Tchakarian, an ethnic Armenian born in Turkey during the Ottoman Empire, later received France’s highest award, as a commander of the Legion of Honor. His family announced the death but did not specify the cause.

French President Emmanuel Macron commemorat­ed Tchakarian on Twitter as “a hero of the resistance and tireless witness whose voice resonated strongly to the very end.”

The Manouchian resistance network, named after Tchakarian’s fellow Armenian Missak Manouchian, a poet and resistance leader, was made up of immigrants from many nations that had been affected by Hitler’s expansioni­sm – Italians, Greeks, Romanians, Hungarians, Bulgarians, Spaniards, Poles, even young German Jews who had fled to what was then a free France.

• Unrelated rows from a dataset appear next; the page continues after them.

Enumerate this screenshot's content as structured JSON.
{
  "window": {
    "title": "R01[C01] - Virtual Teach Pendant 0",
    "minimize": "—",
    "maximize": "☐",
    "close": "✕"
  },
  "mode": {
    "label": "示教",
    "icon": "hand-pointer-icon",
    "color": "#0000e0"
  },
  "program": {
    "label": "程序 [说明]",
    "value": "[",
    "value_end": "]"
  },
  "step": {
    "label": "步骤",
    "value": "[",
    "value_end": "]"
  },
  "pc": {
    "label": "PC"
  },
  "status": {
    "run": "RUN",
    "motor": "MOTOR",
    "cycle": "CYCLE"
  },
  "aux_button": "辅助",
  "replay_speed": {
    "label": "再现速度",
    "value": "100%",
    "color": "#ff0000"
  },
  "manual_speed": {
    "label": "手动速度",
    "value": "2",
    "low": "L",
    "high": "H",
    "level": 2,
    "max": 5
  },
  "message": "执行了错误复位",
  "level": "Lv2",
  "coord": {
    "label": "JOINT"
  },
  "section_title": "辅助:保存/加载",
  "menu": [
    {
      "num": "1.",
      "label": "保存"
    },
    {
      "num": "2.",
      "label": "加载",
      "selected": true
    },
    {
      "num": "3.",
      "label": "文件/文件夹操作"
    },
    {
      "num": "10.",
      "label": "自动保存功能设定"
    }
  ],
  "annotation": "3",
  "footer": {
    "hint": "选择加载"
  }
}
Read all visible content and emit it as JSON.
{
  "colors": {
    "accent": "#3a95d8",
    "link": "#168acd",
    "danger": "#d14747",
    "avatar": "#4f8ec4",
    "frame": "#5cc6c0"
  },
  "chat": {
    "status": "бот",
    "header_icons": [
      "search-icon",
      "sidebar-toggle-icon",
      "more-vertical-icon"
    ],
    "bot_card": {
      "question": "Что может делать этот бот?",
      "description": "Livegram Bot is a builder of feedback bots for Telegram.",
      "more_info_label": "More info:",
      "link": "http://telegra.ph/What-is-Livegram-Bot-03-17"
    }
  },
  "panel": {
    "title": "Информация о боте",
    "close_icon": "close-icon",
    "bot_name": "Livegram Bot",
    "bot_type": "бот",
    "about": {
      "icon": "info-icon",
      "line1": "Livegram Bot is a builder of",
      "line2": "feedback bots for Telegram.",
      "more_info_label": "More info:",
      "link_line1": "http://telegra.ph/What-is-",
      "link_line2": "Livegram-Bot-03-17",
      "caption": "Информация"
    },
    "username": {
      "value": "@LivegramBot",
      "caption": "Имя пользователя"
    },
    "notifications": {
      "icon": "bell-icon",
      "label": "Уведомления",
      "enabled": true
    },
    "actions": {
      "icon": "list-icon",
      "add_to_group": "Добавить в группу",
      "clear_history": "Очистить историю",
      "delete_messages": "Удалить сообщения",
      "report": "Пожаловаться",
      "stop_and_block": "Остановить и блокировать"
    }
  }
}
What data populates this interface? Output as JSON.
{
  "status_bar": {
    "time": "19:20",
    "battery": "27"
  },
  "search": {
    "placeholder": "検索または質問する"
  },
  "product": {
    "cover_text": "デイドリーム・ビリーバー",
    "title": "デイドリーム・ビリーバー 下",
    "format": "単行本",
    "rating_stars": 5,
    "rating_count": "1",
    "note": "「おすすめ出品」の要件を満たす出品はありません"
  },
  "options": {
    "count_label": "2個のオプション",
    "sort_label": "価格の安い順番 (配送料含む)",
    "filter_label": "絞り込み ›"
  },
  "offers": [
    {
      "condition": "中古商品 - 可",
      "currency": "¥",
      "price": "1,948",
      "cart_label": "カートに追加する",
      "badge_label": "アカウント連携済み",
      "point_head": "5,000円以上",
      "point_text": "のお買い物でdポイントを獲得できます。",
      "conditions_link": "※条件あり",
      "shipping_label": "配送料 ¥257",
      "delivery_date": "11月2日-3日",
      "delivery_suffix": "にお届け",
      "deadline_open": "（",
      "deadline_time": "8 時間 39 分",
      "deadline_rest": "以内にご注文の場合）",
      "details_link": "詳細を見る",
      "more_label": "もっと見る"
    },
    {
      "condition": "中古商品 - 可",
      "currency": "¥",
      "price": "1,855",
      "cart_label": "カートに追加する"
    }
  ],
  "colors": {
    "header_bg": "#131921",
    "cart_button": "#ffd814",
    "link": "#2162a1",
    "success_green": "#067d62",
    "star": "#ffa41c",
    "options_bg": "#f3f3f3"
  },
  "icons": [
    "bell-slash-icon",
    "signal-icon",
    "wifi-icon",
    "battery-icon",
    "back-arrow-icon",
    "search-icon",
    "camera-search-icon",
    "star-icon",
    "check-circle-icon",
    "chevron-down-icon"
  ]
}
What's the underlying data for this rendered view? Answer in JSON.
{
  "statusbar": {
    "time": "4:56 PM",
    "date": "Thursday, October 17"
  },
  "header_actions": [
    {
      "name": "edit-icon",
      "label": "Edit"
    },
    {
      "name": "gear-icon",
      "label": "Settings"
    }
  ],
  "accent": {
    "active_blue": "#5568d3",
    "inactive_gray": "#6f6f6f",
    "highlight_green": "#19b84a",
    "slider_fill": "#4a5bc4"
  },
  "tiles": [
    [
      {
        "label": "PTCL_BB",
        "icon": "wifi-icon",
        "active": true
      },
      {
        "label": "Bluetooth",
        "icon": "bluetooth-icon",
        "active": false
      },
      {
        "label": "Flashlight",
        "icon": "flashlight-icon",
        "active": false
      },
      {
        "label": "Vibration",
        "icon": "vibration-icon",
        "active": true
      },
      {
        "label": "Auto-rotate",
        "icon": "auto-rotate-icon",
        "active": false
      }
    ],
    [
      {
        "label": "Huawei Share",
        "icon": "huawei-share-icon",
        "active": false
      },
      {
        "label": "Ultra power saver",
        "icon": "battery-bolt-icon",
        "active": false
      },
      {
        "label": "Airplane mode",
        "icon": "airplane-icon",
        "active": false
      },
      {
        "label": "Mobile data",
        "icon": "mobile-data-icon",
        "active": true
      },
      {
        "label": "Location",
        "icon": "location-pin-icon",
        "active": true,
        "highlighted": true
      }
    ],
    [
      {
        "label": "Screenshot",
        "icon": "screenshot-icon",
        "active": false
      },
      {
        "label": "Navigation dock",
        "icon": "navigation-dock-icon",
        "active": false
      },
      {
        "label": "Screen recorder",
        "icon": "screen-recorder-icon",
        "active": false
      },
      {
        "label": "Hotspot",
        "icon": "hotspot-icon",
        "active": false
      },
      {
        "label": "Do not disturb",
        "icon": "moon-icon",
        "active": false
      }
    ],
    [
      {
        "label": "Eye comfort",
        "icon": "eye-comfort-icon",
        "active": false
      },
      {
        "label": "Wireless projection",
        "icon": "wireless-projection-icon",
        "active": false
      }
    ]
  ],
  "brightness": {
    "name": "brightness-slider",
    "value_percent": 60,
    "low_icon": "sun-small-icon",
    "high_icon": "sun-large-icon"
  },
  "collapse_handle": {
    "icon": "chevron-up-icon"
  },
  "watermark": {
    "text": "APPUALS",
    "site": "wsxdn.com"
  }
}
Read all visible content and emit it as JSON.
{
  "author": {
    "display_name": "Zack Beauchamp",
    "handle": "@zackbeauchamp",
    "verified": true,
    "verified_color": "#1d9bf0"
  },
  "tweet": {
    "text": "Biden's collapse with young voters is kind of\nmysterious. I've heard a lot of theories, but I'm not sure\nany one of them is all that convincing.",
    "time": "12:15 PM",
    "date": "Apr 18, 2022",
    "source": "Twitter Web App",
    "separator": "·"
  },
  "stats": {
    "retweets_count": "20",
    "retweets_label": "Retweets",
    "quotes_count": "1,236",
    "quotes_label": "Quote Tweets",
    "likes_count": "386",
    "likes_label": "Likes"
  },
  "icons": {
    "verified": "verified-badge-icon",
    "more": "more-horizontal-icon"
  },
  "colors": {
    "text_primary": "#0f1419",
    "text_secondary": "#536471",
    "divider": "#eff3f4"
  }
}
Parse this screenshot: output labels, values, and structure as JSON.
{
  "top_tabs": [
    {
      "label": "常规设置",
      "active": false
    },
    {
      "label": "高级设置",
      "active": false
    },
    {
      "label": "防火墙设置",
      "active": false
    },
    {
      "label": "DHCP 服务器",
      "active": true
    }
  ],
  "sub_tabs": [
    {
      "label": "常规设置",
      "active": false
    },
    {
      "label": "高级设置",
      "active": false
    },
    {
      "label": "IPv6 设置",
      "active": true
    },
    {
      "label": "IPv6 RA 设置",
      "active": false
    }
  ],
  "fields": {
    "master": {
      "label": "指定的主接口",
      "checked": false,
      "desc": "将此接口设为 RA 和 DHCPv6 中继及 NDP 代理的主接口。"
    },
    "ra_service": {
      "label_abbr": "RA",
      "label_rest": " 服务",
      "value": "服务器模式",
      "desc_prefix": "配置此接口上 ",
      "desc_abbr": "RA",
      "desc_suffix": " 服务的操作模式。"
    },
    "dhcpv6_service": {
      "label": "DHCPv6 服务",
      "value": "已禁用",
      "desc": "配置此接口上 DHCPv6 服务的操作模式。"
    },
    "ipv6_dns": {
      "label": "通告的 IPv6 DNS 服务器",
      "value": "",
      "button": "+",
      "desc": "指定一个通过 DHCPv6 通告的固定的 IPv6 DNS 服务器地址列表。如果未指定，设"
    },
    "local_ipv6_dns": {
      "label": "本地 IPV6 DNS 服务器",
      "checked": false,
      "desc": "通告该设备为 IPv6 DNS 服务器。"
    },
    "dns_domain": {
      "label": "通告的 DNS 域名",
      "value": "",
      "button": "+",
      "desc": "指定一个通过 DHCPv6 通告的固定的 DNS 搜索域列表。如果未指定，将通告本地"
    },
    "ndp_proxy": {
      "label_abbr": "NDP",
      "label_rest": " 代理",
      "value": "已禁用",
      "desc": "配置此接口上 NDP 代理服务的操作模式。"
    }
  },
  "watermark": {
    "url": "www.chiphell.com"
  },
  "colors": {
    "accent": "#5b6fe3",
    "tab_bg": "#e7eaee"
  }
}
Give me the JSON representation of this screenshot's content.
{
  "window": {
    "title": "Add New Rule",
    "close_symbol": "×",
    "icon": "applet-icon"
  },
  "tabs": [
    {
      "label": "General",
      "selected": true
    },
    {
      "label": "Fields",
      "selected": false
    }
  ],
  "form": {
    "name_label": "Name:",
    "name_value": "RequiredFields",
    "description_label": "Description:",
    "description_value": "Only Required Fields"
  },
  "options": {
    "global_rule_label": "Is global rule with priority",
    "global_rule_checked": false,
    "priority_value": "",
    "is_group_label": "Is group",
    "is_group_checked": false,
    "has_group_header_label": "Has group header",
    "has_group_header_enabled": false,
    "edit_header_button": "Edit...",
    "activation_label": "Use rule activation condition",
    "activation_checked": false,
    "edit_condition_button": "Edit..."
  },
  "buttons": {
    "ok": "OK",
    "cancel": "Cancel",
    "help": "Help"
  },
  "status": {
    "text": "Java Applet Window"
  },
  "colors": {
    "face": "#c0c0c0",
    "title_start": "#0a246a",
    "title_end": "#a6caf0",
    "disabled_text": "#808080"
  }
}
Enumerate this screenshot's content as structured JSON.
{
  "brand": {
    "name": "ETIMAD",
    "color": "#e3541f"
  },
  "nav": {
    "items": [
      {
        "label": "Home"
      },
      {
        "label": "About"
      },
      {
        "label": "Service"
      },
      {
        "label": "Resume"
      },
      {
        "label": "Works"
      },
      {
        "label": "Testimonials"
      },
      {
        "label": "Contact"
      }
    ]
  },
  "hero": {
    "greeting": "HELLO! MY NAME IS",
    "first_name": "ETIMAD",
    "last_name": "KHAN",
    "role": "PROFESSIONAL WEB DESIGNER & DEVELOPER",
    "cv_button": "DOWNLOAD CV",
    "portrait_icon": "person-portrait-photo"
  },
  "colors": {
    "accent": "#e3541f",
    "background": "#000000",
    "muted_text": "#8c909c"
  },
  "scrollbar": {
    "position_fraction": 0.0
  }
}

“There was such a friendship between us, between all these people coming from everywhere, Jews, Spanish, Italians, Germans, Armenians and French of course,” Tchakarian said in a 2002 speech to pupils at a junior high school near his home in Vitry-sur-Seine, France. “A brotherly friendship which surpassed all that you can imagine.”

Throughout World War II, the Manouchian network linked up with the local French resistance to carry out a guerrilla campaign against the Nazi occupiers, including broad-daylight assassinat­ions and sabotage of power lines and munitions trains.

After the war, Tchakarian returned to his previous occupation and became a master tailor near Paris. He also turned his focus to history, writing memoirs about his wartime experience­s.